Where could all of these have come from and more importantly, why? I can only think that these disseminations have been made for use in some horrific emergency so that one would not have to go but a few feet and could apply Band-Aid after Band-Aid on some gaping wound before fainting (although how one would pull all of those little red strings and remove the plastic wrapping eludes me).
I will admit that I do know the logic behind all of this but it is one not easily explained. At least not easily explained to someone who isn’t married.
Now please don’t get me wrong. This is not some sexist harangue on the superiority of men in buying Band-Aids than women. The point that I am trying to address here is that women’s priorities are often directed in different directions than men. Superficially, like men and women’s hair styles and shoe sizes, these may seem at times to resemble each other, but their not the same.
I think to better explain this, I had better give one or to more examples in addition to boxes of Band-Aids.
In the same drawers in the master bedroom there were twelve bars of soap. I checked and found that there are equal amounts of bars of soup in the other bathrooms. All waiting, I suppose, for some terrible dirty word orgy on the part of either Stella or I in which bar after bar of soap will be needed in the cleansing frenzy that would follow.
Then there are the paper towels.
Now, paper towels by their nature are space consuming. A paper towel roll is a big piece of merchandise, something that no matter how science advances, will never be sold in thimble-sized units that need only the addition of water to bring to full operational use.
So, paper towels are bulky and take up closet space, especially when they are in those six pack plastic sacks. But don’t worry; we have a place in our house for these, too. There is in the back toward the garage, a closet that contains little else but paper towels.
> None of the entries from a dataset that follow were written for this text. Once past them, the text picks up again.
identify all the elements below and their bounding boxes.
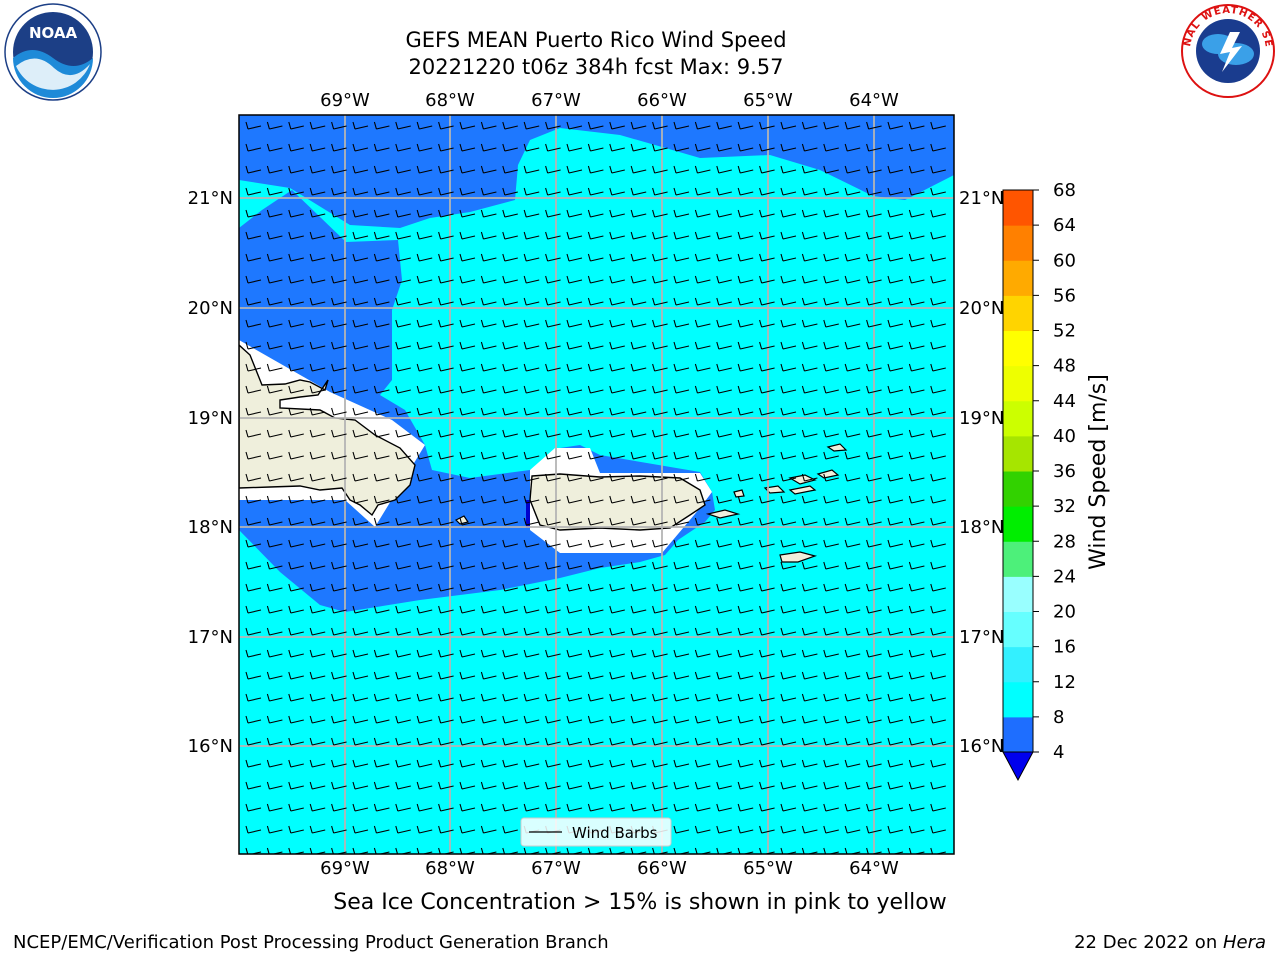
- lon-labels-bottom: 69°W 68°W 67°W 66°W 65°W 64°W: [320, 858, 899, 879]
- colorbar-tick-label: 64: [1053, 215, 1076, 236]
- colorbar-tick-label: 32: [1053, 496, 1076, 517]
- colorbar-segment: [1003, 471, 1033, 507]
- graticule: [239, 115, 954, 854]
- colorbar-tick-label: 8: [1053, 707, 1064, 728]
- footer-date: 22 Dec 2022 on Hera: [1074, 932, 1266, 953]
- colorbar-segment: [1003, 681, 1033, 718]
- colorbar-tick-label: 60: [1053, 250, 1076, 271]
- colorbar-tick-label: 68: [1053, 180, 1076, 201]
- colorbar-tick-label: 44: [1053, 391, 1076, 412]
- lat-label: 20°N: [959, 298, 1004, 319]
- colorbar-segment: [1003, 716, 1033, 753]
- chart-title: GEFS MEAN Puerto Rico Wind Speed: [405, 28, 787, 52]
- colorbar-segment: [1003, 330, 1033, 367]
- chart-subtitle: 20221220 t06z 384h fcst Max: 9.57: [408, 55, 784, 79]
- lon-label: 65°W: [743, 90, 793, 111]
- colorbar-segment: [1003, 541, 1033, 577]
- footer-host: Hera: [1222, 932, 1266, 953]
- noaa-logo-text: NOAA: [29, 24, 78, 42]
- colorbar-tick-label: 52: [1053, 321, 1076, 342]
- lat-label: 19°N: [188, 408, 233, 429]
- colorbar-segment: [1003, 611, 1033, 648]
- footer-date-text: 22 Dec 2022 on: [1074, 932, 1223, 953]
- legend-box: Wind Barbs: [520, 817, 672, 847]
- colorbar-segment: [1003, 190, 1033, 226]
- colorbar-segment: [1003, 260, 1033, 296]
- colorbar-segment: [1003, 576, 1033, 613]
- lat-label: 21°N: [188, 188, 233, 209]
- lat-label: 17°N: [188, 627, 233, 648]
- colorbar-tick-label: 36: [1053, 461, 1076, 482]
- colorbar-tick-label: 12: [1053, 672, 1076, 693]
- lat-label: 20°N: [188, 298, 233, 319]
- nws-logo: NATIONAL WEATHER SERVICE: [1178, 2, 1275, 98]
- small-islands: [454, 443, 848, 563]
- colorbar-segment: [1003, 435, 1033, 472]
- sea-ice-note: Sea Ice Concentration > 15% is shown in …: [333, 890, 947, 915]
- lat-label: 18°N: [959, 517, 1004, 538]
- colorbar-under-extension: [1002, 751, 1034, 782]
- legend-label: Wind Barbs: [572, 824, 658, 842]
- water-dark-north: [239, 115, 954, 228]
- lat-labels-right: 21°N 20°N 19°N 18°N 17°N 16°N: [959, 188, 1004, 757]
- colorbar-segment: [1003, 400, 1033, 437]
- lon-labels-top: 69°W 68°W 67°W 66°W 65°W 64°W: [320, 90, 899, 111]
- lon-label: 64°W: [849, 858, 899, 879]
- colorbar-tick-label: 48: [1053, 356, 1076, 377]
- colorbar-segment: [1003, 506, 1033, 542]
- colorbar-tick-label: 40: [1053, 426, 1076, 447]
- footer-branch: NCEP/EMC/Verification Post Processing Pr…: [13, 932, 609, 953]
- wind-barbs: [245, 121, 946, 854]
- land-hispaniola: [239, 344, 416, 517]
- colorbar-tick-label: 24: [1053, 566, 1076, 587]
- lon-label: 66°W: [637, 90, 687, 111]
- water-deep-mark: [526, 500, 530, 528]
- noaa-logo: NOAA: [4, 3, 102, 101]
- colorbar-label: Wind Speed [m/s]: [1086, 374, 1111, 570]
- colorbar-segment: [1003, 295, 1033, 332]
- lon-label: 68°W: [425, 90, 475, 111]
- lon-label: 69°W: [320, 90, 370, 111]
- lon-label: 64°W: [849, 90, 899, 111]
- lon-label: 67°W: [531, 858, 581, 879]
- lon-label: 68°W: [425, 858, 475, 879]
- lon-label: 67°W: [531, 90, 581, 111]
- colorbar-tick-label: 56: [1053, 285, 1076, 306]
- colorbar-segment: [1003, 365, 1033, 402]
- colorbar-tick-label: 4: [1053, 742, 1064, 763]
- lat-label: 21°N: [959, 188, 1004, 209]
- wind-barb-set: [245, 121, 946, 854]
- colorbar-segment: [1003, 225, 1033, 261]
- colorbar-tick-label: 20: [1053, 602, 1076, 623]
- lat-label: 16°N: [188, 736, 233, 757]
- lat-labels-left: 21°N 20°N 19°N 18°N 17°N 16°N: [188, 188, 233, 757]
- lat-label: 16°N: [959, 736, 1004, 757]
- lon-label: 69°W: [320, 858, 370, 879]
- lon-label: 65°W: [743, 858, 793, 879]
- lon-label: 66°W: [637, 858, 687, 879]
- colorbar-segment: [1003, 646, 1033, 683]
- lat-label: 18°N: [188, 517, 233, 538]
- lat-label: 19°N: [959, 408, 1004, 429]
- lat-label: 17°N: [959, 627, 1004, 648]
- colorbar-tick-label: 16: [1053, 637, 1076, 658]
- colorbar-tick-label: 28: [1053, 531, 1076, 552]
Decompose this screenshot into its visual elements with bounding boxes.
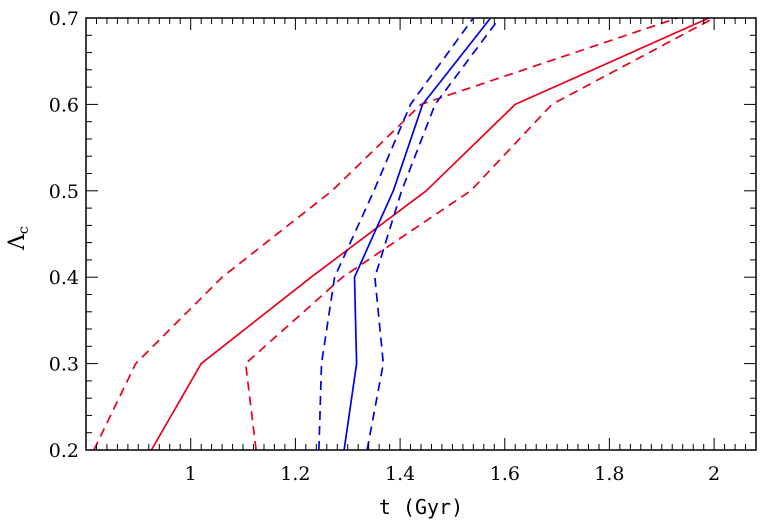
y-tick-label: 0.6 — [49, 94, 79, 116]
series-line-6 — [366, 17, 501, 451]
series-layer — [93, 17, 715, 451]
y-axis-label-main: Λ — [5, 233, 30, 251]
x-tick-label: 1.4 — [385, 463, 415, 485]
y-tick-label: 0.3 — [49, 354, 79, 376]
x-tick-labels: 1 1.2 1.4 1.6 1.8 2 — [185, 463, 720, 485]
x-axis-label: t (Gyr) — [379, 495, 463, 519]
x-tick-label: 1 — [185, 463, 197, 485]
y-tick-labels: 0.2 0.3 0.4 0.5 0.6 0.7 — [49, 8, 79, 462]
x-tick-label: 1.8 — [594, 463, 624, 485]
y-tick-label: 0.5 — [49, 181, 79, 203]
y-tick-label: 0.2 — [49, 440, 79, 462]
y-axis-label-subscript: c — [16, 226, 32, 234]
tick-marks — [85, 17, 757, 451]
series-line-3 — [244, 17, 715, 451]
series-line-5 — [318, 17, 474, 451]
x-tick-label: 2 — [708, 463, 720, 485]
y-tick-label: 0.7 — [49, 8, 79, 30]
plot-frame — [85, 17, 757, 451]
x-tick-label: 1.2 — [280, 463, 310, 485]
y-tick-label: 0.4 — [49, 267, 79, 289]
series-line-1 — [150, 17, 710, 451]
x-tick-label: 1.6 — [490, 463, 520, 485]
series-line-2 — [93, 17, 678, 451]
y-axis-label: Λc — [5, 226, 32, 251]
series-line-4 — [343, 17, 492, 451]
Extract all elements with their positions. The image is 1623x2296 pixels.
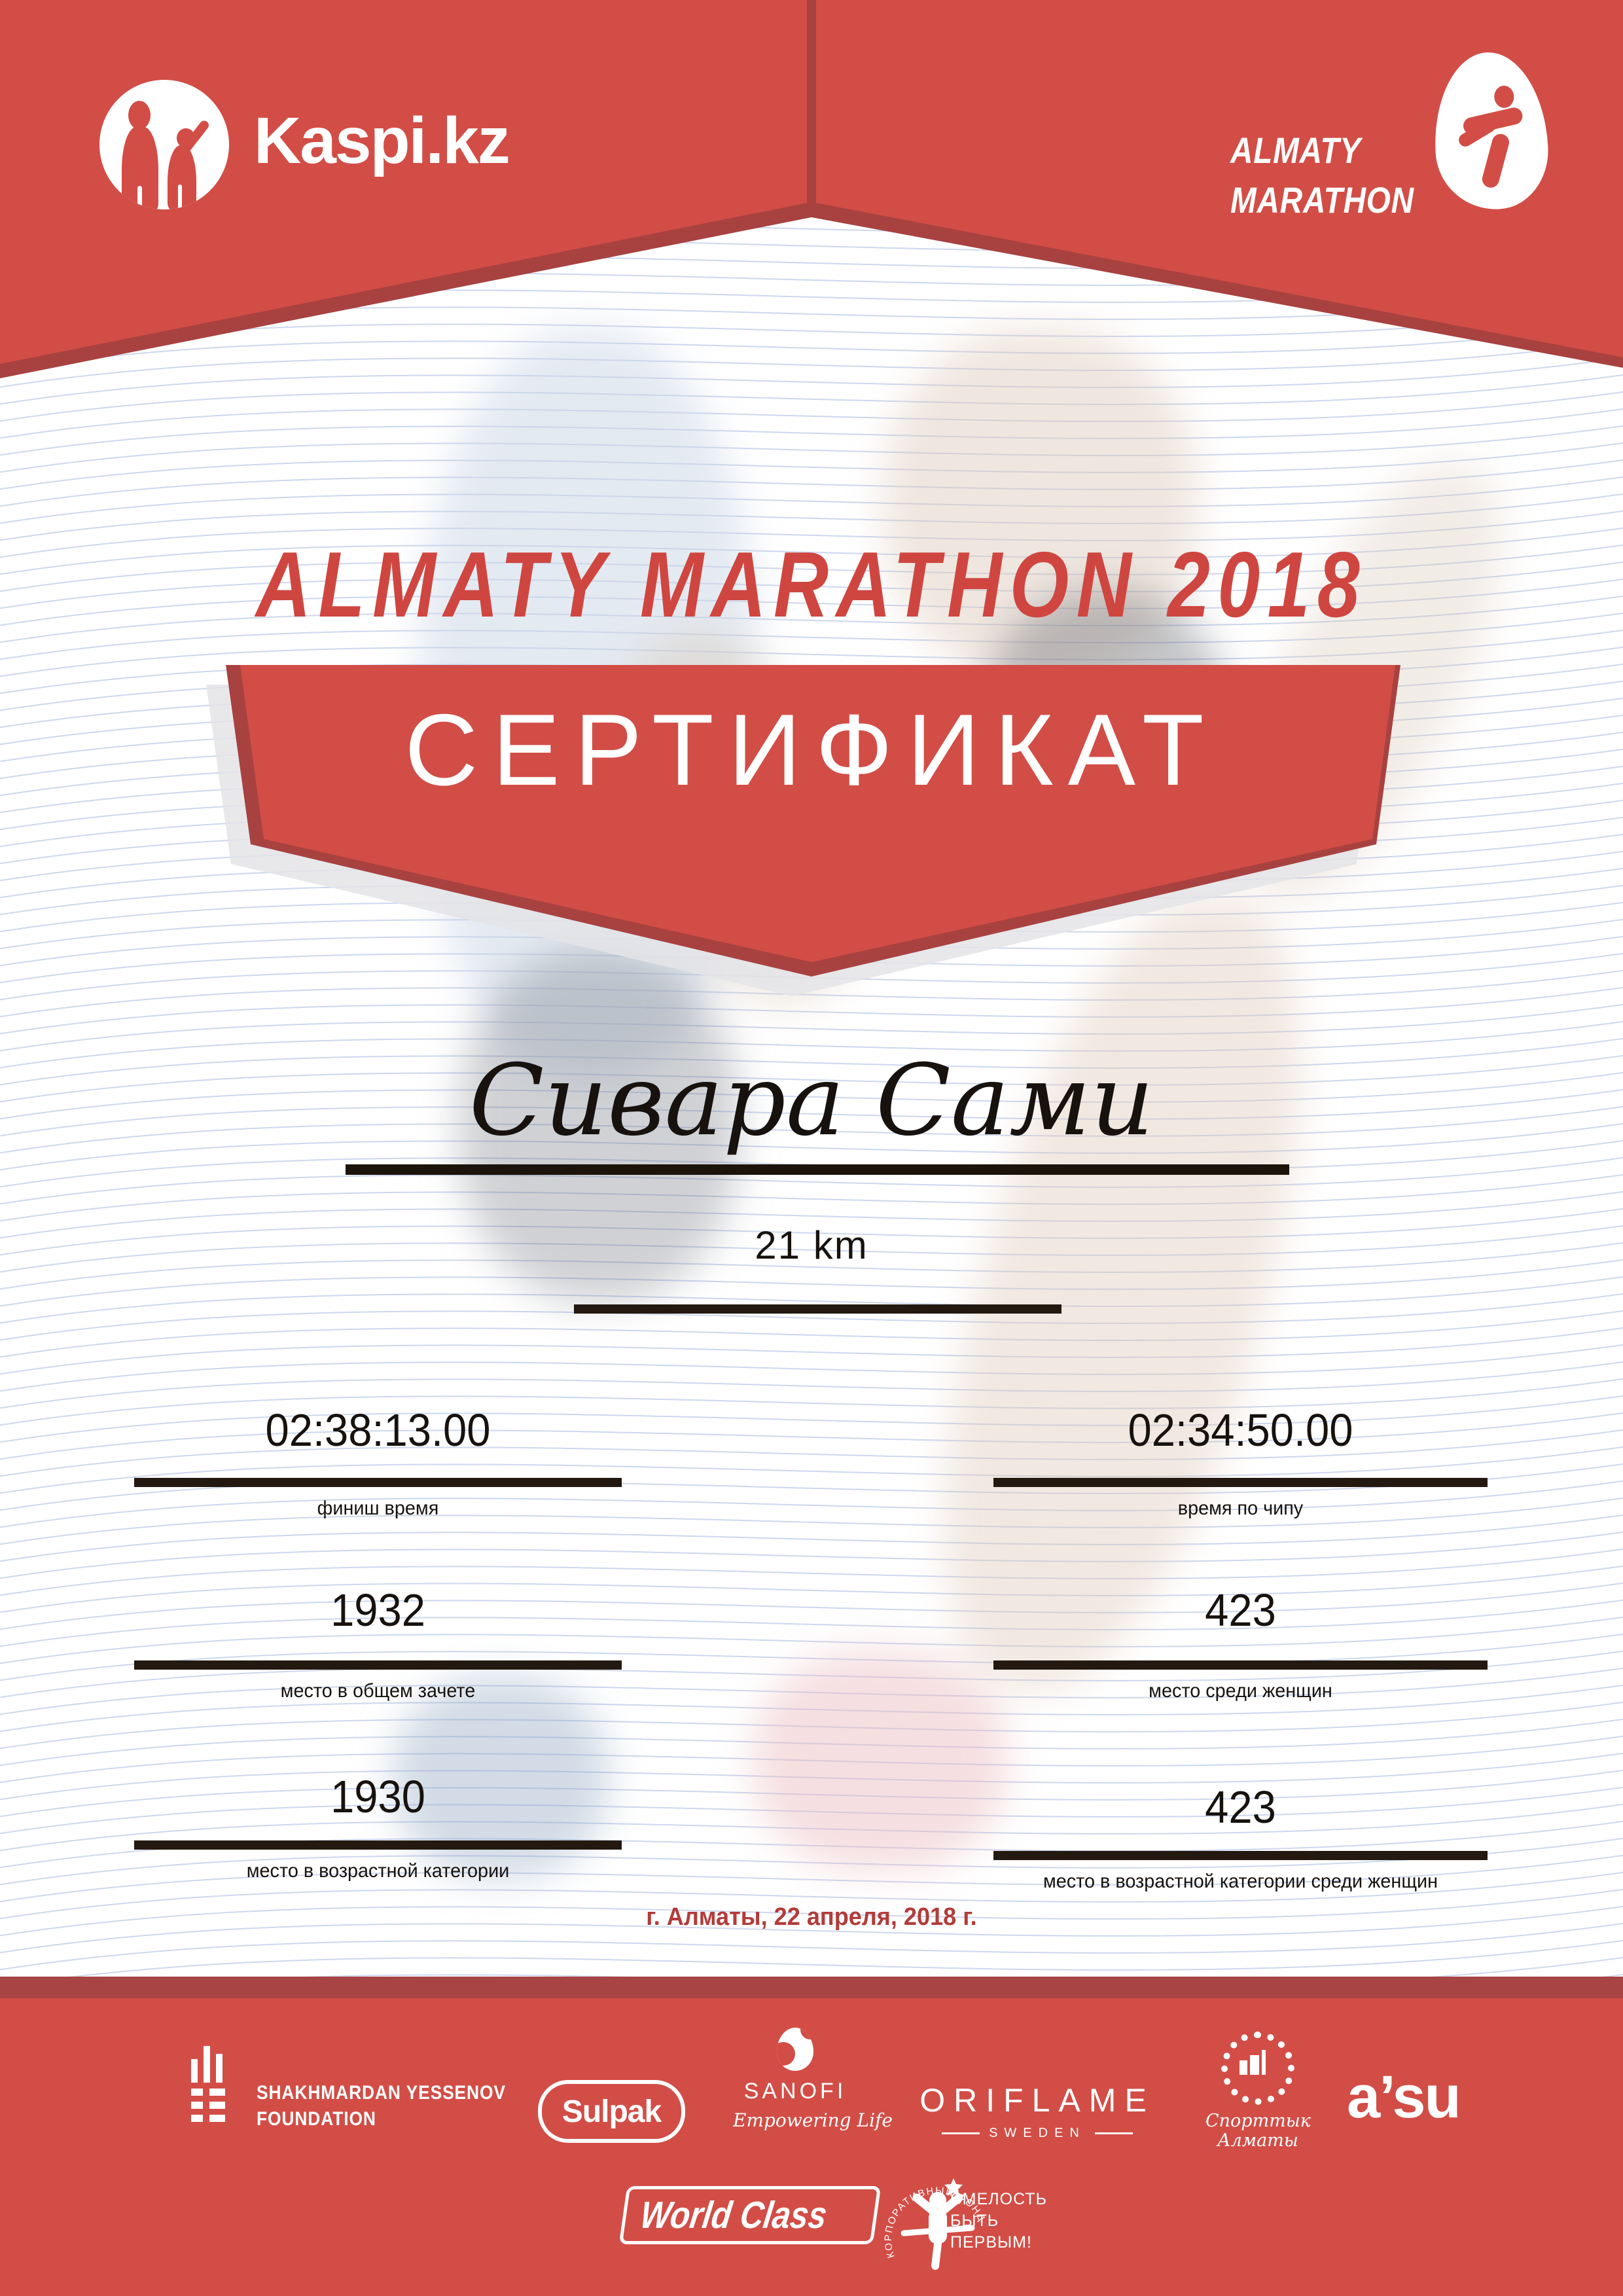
stat-rule [134,1478,622,1487]
stat-rule [134,1840,622,1850]
photo-blob [753,1649,1008,1872]
courage-fund-label: СМЕЛОСТЬ БЫТЬ ПЕРВЫМ! [950,2189,1047,2253]
fund-line3: ПЕРВЫМ! [950,2233,1032,2251]
participant-name: Сивара Сами [469,1044,1154,1158]
rule-left [942,2132,980,2134]
stat-value: 423 [1205,1585,1276,1636]
kaspi-figure-gap [137,186,142,209]
fund-line1: СМЕЛОСТЬ [950,2190,1048,2208]
almaty-marathon-wordmark: ALMATY MARATHON [1230,126,1414,225]
footer-accent-strip [0,1977,1623,1998]
rule-right [1094,2132,1133,2134]
distance-underline [574,1304,1061,1314]
stat-label: место среди женщин [1149,1680,1332,1702]
stat-women-place: 423 место среди женщин [993,1581,1488,1702]
worldclass-label: World Class [637,2194,830,2236]
sanofi-tagline: Empowering Life [733,2109,893,2131]
sport-almaty-emblem-icon [1221,2032,1294,2105]
sanofi-logo: SANOFI Empowering Life [733,2028,893,2131]
stat-rule [993,1478,1488,1487]
almaty-wordmark-line2: MARATHON [1230,179,1414,221]
yessenov-foundation-label: SHAKHMARDAN YESSENOV FOUNDATION [257,2080,506,2132]
skyline [1250,2055,1259,2075]
stat-label: финиш время [317,1498,439,1519]
date-location: г. Алматы, 22 апреля, 2018 г. [646,1903,977,1931]
sport-line1: Спорттык [1205,2111,1311,2131]
stat-label: место в возрастной категории [246,1860,510,1882]
kaspi-adult-figure [128,101,151,130]
stat-value: 02:34:50.00 [1128,1405,1353,1456]
stat-age-place: 1930 место в возрастной категории [134,1767,622,1882]
figure-torso [929,2210,947,2244]
stat-value: 02:38:13.00 [265,1405,491,1456]
oriflame-sweden-label: SWEDEN [989,2126,1086,2140]
stat-value: 1930 [330,1771,425,1822]
stat-chip-time: 02:34:50.00 время по чипу [993,1401,1488,1520]
courage-fund-emblem-icon: КОРПОРАТИВНЫЙ ФОНД [883,2178,986,2270]
sport-almaty-label: Спорттык Алматы [1205,2111,1311,2151]
worldclass-logo: World Class [618,2186,882,2244]
sport-almaty-logo: Спорттык Алматы [1205,2032,1311,2151]
stat-label: место в возрастной категории среди женщи… [1043,1871,1438,1892]
sanofi-bird-icon [777,2028,813,2071]
foundation-line2: FOUNDATION [257,2108,376,2130]
oriflame-logo: ORIFLAME SWEDEN [919,2081,1155,2141]
stat-rule [134,1660,622,1670]
sport-line2: Алматы [1217,2130,1298,2151]
foundation-squares [191,2102,237,2109]
kaspi-child-figure [168,145,196,209]
asu-logo: a’su [1347,2064,1461,2130]
stat-rule [993,1851,1488,1860]
figure-leg [931,2240,942,2270]
stat-age-women-place: 423 место в возрастной категории среди ж… [993,1778,1488,1893]
skyline [1240,2060,1247,2075]
skyline [1262,2050,1266,2075]
fund-line2: БЫТЬ [950,2212,999,2230]
foundation-bars [191,2046,237,2083]
runner-icon [1493,85,1515,109]
distance-value: 21 km [755,1223,868,1267]
sanofi-label: SANOFI [743,2079,847,2104]
certificate-banner: СЕРТИФИКАТ [203,645,1420,1001]
almaty-wordmark-line1: ALMATY [1230,130,1361,171]
runner-icon [1480,132,1511,190]
kaspi-figure-gap [178,185,182,209]
foundation-squares [191,2089,237,2096]
stat-finish-time: 02:38:13.00 финиш время [134,1401,622,1520]
figure-head [929,2192,946,2209]
name-underline [346,1164,1289,1175]
stat-value: 1932 [330,1585,425,1636]
oriflame-sweden-row: SWEDEN [919,2126,1155,2141]
oriflame-label: ORIFLAME [919,2082,1155,2119]
sulpak-label: Sulpak [562,2094,662,2129]
stat-rule [993,1660,1488,1670]
stat-label: место в общем зачете [280,1680,476,1702]
kaspi-wordmark: Kaspi.kz [254,104,510,177]
kaspi-logo-icon [99,80,229,209]
stat-overall-place: 1932 место в общем зачете [134,1581,622,1702]
stat-value: 423 [1205,1782,1276,1833]
stat-label: время по чипу [1177,1498,1304,1519]
foundation-line1: SHAKHMARDAN YESSENOV [257,2082,506,2104]
yessenov-foundation-icon [191,2046,237,2132]
event-title: ALMATY MARATHON 2018 [255,533,1368,637]
sulpak-logo: Sulpak [538,2080,685,2143]
certificate-label: СЕРТИФИКАТ [404,693,1219,806]
finish-ribbon [901,2225,975,2236]
foundation-squares [191,2115,237,2122]
star-icon [944,2178,963,2196]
Neatly stacked, each plastic six-pack packaged rests on top of another six-pack. On the shelf right above all these are stored dust pans (There are not too many of these; I believe, perhaps four, maybe five).
There are times when I walk back there and open the door and look at the piles of towels neatly arranged like the storage crates in the ending of the movie, “Raiders of the Lost Arc.” Somehow, I feel that if there is another biblical deluge, we will be ready.
I remembered the closet the other day when I saw Stella, on returning from shopping, unload a large bag of paper towels from the car. Helping her bring the packages inside, I asked her as casually as I could, why she had bought more paper towels. Putting the broccoli in the refrigerator she said something over her shoulder that contained the words, “they were on sale.”
There you have it, the magic reasoning words in this parallel universe logic: “On Sale.”
Here is where the unhappily married man and the happily married man part company with me, thank goodness, walking among the latter. You see, I am sure that we will use all of these towels some day. I am equally as sure we use all of those bars of soap one day.
I have the proof in front of me, turning and handing me the packages of towels to take back to the closet. It is there in the smile on Stella’s face. She’s happy and that’s what really is what was bought when she bought the towels.
I took the towels and, after placing them in the closet, asked what was for lunch.